Bertha Harmer s’installa à Toronto avec sa famille au cours de sa jeune adolescence. Elle y fréquenta la Lord Dufferin Public School et le Jarvis Street Collegiate Institute. On la considérait comme une étudiante sérieuse qui adorait la lecture. Elle eut d’abord l’intention de se tourner vers l’enseignement, à l’instar de ses deux sœurs, mais, à sa sortie de l’école secondaire, elle travailla plutôt comme caissière et teneuse de livres pour la William Davies Company Limited [V. William Davies*], firme de transformation et d’emballage de porc, de 1902 à environ 1910. Une secrétaire remarqua son potentiel et la convainquit d’entreprendre une carrière d’infirmière. Mlle Harmer avait à peine 30 ans quand elle intégra la Toronto General Hospital Training School for Nurses ; au Canada, la formation des infirmières ne s’effectuait alors que par l’entremise de programmes en milieu hospitalier. Mary Agnes Snively, qui prit sa retraite cette année-là après plus de 25 ans passés à titre de surintendante, avait établi des normes élevées pour cette école dotée d’une excellente réputation. À la fin de ses études en 1913, Mlle Harmer arriva première de sa classe de 40 élèves. Son habileté à transmettre son savoir se manifesta rapidement ; elle enseigna deux ans à l’hôpital, tout en y assumant des tâches infirmières et administratives.

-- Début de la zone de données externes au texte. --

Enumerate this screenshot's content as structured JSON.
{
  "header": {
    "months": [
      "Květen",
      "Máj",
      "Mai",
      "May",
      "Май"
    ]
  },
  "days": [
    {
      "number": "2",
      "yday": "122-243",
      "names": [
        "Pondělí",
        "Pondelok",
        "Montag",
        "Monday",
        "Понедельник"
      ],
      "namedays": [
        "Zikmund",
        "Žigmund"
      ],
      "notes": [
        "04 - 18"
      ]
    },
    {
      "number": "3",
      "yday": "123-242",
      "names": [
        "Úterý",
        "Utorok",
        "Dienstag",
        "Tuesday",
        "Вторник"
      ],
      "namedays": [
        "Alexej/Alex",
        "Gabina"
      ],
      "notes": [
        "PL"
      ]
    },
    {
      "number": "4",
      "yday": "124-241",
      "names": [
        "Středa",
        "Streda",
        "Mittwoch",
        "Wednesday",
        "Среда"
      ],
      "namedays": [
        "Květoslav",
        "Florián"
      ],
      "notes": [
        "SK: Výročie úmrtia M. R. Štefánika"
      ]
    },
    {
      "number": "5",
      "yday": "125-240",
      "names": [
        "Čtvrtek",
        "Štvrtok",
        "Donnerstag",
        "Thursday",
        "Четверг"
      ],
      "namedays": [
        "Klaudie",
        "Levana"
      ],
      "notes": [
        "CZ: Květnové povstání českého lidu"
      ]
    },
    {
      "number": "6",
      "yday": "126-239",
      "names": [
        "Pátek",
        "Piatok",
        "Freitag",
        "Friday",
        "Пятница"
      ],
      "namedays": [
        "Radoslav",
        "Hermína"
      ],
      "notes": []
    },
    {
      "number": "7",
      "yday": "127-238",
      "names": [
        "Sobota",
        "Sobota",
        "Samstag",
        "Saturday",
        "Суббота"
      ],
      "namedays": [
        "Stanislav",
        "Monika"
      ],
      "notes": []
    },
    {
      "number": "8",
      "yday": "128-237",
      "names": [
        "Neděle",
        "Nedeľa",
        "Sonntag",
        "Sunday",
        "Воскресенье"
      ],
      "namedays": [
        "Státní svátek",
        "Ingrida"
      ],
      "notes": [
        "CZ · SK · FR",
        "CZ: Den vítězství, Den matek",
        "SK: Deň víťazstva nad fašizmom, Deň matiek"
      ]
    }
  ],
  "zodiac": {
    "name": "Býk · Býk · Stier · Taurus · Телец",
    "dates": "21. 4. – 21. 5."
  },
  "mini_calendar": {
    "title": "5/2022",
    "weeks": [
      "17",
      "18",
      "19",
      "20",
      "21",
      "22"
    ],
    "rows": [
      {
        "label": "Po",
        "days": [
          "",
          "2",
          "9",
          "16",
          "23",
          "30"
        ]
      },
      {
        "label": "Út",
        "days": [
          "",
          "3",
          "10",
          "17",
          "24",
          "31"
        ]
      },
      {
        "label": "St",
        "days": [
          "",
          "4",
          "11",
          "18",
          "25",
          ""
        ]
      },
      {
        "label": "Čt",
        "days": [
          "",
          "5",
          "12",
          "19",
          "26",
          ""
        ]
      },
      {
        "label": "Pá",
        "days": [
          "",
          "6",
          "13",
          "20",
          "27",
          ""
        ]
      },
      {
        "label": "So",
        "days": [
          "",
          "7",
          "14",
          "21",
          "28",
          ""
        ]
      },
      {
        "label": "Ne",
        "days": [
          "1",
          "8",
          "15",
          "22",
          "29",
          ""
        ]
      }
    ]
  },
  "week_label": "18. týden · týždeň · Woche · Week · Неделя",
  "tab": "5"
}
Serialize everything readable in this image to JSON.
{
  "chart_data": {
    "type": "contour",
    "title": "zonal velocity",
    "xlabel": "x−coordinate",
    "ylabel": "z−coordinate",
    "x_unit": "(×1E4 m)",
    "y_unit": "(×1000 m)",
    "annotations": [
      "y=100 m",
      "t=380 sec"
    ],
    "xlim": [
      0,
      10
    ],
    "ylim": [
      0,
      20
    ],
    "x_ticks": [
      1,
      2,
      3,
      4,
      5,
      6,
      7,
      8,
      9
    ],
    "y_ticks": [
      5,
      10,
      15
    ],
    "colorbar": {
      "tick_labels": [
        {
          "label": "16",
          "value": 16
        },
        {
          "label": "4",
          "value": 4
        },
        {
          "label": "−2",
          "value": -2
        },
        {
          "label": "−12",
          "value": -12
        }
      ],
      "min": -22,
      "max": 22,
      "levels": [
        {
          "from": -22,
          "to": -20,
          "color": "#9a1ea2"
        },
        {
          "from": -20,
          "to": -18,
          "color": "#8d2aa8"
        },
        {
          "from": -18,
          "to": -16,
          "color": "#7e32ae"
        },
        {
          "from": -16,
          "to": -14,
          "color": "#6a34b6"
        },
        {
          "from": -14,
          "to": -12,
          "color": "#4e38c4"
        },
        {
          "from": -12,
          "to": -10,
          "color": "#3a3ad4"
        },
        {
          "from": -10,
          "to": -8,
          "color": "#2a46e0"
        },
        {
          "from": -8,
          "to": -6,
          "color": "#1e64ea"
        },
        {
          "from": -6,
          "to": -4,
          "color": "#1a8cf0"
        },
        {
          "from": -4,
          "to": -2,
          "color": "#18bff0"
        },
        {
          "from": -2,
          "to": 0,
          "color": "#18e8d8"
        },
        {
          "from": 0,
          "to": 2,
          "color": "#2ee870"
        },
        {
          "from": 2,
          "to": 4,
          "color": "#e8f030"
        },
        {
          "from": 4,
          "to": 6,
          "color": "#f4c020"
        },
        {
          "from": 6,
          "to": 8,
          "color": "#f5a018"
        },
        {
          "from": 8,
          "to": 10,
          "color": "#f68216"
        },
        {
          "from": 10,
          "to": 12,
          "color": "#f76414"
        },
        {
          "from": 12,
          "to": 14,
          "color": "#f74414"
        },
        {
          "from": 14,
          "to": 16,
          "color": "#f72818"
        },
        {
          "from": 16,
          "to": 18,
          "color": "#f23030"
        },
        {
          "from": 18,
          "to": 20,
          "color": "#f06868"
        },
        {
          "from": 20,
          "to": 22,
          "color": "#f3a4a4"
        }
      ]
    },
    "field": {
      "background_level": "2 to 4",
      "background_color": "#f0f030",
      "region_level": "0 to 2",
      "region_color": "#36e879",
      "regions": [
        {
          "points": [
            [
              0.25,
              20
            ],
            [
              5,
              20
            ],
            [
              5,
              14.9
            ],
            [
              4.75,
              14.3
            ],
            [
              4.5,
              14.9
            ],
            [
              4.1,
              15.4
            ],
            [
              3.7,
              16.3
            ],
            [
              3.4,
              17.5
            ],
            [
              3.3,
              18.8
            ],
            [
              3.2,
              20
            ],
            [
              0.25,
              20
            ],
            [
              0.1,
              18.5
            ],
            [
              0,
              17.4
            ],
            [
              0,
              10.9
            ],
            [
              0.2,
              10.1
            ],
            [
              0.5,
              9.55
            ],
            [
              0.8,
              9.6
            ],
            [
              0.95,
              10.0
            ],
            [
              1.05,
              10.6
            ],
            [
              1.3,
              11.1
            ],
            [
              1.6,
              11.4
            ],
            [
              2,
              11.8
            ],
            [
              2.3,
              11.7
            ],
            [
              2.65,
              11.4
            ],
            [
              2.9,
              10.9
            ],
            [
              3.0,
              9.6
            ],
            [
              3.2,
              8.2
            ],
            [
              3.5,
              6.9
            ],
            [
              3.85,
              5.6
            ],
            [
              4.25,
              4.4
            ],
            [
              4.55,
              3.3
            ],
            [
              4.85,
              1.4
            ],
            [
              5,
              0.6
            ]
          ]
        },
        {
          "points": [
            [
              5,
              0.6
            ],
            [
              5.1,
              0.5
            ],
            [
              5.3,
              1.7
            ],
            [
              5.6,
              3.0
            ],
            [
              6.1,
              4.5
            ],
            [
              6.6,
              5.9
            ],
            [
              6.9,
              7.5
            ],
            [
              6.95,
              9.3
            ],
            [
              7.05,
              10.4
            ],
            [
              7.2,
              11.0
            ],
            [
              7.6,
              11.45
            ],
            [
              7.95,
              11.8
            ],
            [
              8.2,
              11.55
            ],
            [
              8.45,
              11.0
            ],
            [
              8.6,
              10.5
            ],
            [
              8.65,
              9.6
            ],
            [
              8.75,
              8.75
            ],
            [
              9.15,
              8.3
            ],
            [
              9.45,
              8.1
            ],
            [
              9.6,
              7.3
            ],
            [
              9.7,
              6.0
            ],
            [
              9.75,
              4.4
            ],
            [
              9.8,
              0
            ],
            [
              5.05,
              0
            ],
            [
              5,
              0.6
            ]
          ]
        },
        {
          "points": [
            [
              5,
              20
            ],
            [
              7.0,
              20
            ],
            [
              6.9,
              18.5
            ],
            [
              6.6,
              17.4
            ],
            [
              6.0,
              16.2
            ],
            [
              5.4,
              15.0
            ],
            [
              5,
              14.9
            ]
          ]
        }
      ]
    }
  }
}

En 1915, Mlle Harmer s’inscrivit au Teachers’ College de la Columbia University de New York, où on avait mis sur pied, en 1899, le premier cours universitaire en soins infirmiers aux États-Unis. Un tel programme ne verrait pas le jour au Canada avant 1919. Pendant ses études, Mlle Harmer travailla comme infirmière et instructrice au St Luke’s Hospital. À l’été de 1918, après avoir obtenu un baccalauréat en administration et en enseignement des soins infirmiers, elle donna des cours au Vassar Training Camp for Nurses, programme expérimental de formation accélérée des infirmières instauré dans le contexte de la Première Guerre mondiale. De 1918 à 1923, elle enseigna à temps plein au St Luke’s Hospital. Parallèlement, elle écrivit un manuel intitulé Text-book of the principles and practice of nursing, publié à New York en 1922. Fondé sur son vécu et son savoir universitaire, surtout en physiologie, ce texte à la fois théorique et pratique ferait autorité pour des générations. Trois éditions parurent du vivant de Mlle Harmer, et trois autres ensuite. Son nom ne figure plus comme auteure à partir de la sixième édition, publiée en 1976, bien qu’on lui reconnaisse ce statut, au verso de la page de titre, pour l’original. Différentes éditions firent l’objet de traductions en plusieurs langues, dont le français, l’espagnol, le néerlandais, le suédois, le japonais et le chinois.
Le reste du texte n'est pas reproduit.